Nous nous sommes équipés dès que l’appareil a touché le sol. Nous portions d’épais vêtements isolants pour nous tenir chaud et des masques étanches reliés à des bouteilles d’air. Le sas s’est ouvert sur un paysage austère, mais assez agréable, à vrai dire. L’Antarctique était un immense désert, mais les déserts sont souvent beaux : j’ai pensé à ceux de l’Utah et de l’Arizona, à l’arrière-pays d’Équatoria ou encore aux vieilles photos de Mars avant sa terraformation, avant le Spin. C’était un paysage presque martien dans sa minérale absence de vie. Le climat était froid, d’après Oscar, mais pas assez pour une calotte glaciaire permanente, et relativement sec. En cette fin d’été, la neige qui tombait en rafales intermittentes fondrait sans doute dans la journée. Elle allait s’accumuler dans les creux et brouillait les silhouettes des petites crêtes parallèles qui s’étiraient au loin.
Le soleil se limitait à une vague incandescence derrière les nuages, à proximité de l’horizon. Nous pouvions compter sur encore quelques heures de jour, mais nous avions tout l’équipement nécessaire pour opérer dans l’obscurité.
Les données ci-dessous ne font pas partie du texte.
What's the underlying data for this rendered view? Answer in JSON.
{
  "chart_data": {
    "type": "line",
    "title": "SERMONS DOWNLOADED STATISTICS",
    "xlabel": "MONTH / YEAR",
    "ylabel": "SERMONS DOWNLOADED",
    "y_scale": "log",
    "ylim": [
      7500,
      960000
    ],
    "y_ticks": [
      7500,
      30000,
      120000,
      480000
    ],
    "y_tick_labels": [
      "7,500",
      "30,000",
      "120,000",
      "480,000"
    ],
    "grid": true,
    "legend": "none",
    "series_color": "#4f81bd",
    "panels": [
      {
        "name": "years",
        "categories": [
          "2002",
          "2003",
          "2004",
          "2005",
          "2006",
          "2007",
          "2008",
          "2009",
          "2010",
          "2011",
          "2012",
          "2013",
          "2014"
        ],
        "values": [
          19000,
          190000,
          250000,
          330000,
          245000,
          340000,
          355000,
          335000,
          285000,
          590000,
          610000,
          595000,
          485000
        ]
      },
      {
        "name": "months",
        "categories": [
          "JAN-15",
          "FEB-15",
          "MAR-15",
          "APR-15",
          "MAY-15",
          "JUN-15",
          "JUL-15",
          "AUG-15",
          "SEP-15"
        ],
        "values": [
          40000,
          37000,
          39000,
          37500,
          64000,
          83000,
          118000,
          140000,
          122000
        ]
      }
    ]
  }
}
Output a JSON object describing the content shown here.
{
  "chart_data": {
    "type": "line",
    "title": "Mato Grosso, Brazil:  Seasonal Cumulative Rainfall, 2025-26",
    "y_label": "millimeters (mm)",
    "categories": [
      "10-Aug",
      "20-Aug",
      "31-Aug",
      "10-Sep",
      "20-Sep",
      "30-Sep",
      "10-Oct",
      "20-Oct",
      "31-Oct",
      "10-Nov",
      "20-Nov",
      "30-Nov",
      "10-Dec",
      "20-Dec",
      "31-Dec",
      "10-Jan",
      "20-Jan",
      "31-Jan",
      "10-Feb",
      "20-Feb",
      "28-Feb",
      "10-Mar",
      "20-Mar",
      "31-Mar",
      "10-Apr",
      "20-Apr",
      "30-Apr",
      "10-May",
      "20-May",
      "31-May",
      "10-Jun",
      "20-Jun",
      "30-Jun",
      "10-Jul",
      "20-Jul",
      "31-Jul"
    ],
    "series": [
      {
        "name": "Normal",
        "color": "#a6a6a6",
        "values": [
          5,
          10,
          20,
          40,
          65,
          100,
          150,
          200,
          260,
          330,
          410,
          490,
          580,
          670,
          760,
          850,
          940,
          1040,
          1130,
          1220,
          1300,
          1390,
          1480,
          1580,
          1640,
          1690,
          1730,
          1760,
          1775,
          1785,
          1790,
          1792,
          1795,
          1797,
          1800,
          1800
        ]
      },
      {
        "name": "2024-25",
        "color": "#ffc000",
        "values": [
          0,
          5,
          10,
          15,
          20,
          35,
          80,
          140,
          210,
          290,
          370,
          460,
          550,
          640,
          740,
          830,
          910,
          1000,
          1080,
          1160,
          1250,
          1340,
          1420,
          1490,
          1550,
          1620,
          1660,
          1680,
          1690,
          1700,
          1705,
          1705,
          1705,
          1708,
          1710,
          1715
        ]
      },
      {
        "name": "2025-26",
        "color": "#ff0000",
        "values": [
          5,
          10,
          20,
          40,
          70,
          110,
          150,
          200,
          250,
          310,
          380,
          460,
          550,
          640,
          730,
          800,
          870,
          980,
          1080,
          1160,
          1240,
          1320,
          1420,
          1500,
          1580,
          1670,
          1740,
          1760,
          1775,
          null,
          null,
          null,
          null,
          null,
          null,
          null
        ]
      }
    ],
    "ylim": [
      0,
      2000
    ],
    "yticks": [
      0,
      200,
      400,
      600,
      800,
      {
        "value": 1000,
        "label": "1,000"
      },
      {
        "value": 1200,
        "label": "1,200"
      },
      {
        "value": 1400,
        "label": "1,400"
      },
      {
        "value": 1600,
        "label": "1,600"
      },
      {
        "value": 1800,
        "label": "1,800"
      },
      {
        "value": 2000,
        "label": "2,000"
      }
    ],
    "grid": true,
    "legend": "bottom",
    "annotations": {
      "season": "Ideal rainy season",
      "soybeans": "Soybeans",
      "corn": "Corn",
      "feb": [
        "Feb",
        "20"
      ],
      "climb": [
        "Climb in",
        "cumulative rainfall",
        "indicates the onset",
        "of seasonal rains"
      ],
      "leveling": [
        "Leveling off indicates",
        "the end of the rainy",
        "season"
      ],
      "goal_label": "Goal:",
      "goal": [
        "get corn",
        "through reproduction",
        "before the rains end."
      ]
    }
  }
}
Les soldats ont chargé de puissantes lampes portables et toute une série d’autres appareils sur des chariots autonomes munis de grandes roues articulées. Ils ont ensuite commencé à avancer en formation, suivis par les civils.
Nous naviguions à la boussole. Les machines des Hypothétiques étaient toujours trop loin pour qu’on les voie. Nous avions atterri bien à l’extérieur du périmètre défini par la perte des drones. On ne savait toujours pas quel effet cette limite aurait sur nous et notre matériel. « Nous faisons confiance aux Hypothétiques, bien entendu, a dit Oscar. Mais comme tout être vivant, ils ont des fonctions automatiques. Des choses peuvent se produire sans volonté consciente, surtout avec l’énorme différence d’échelle spatio-temporelle. » Mais rien de tout cela ne semblait aussi réel ou important que la poussée du vent, le crissement monotone des cailloux sous nos pieds ou la vague puanteur du sulfure d’hydrogène qui s’insinuait dans nos masques.
Nous marchions depuis presque une heure quand l’un de nos techniciens a consulté un instrument et stoppé notre progression.
« On est arrivés au périmètre », a chuchoté Oscar : la limite au-delà de laquelle tous nos drones étaient mystérieusement tombés en panne.
Trois soldats sont partis devant, le reste d’entre nous attendant avec nervosité. La neige tombait moins fort et on voyait au-dessus de nos têtes des portions de ciel dégagé, mais le jour baissait vite. Les scientifiques ont braqué deux de leurs projecteurs sur la pénombre.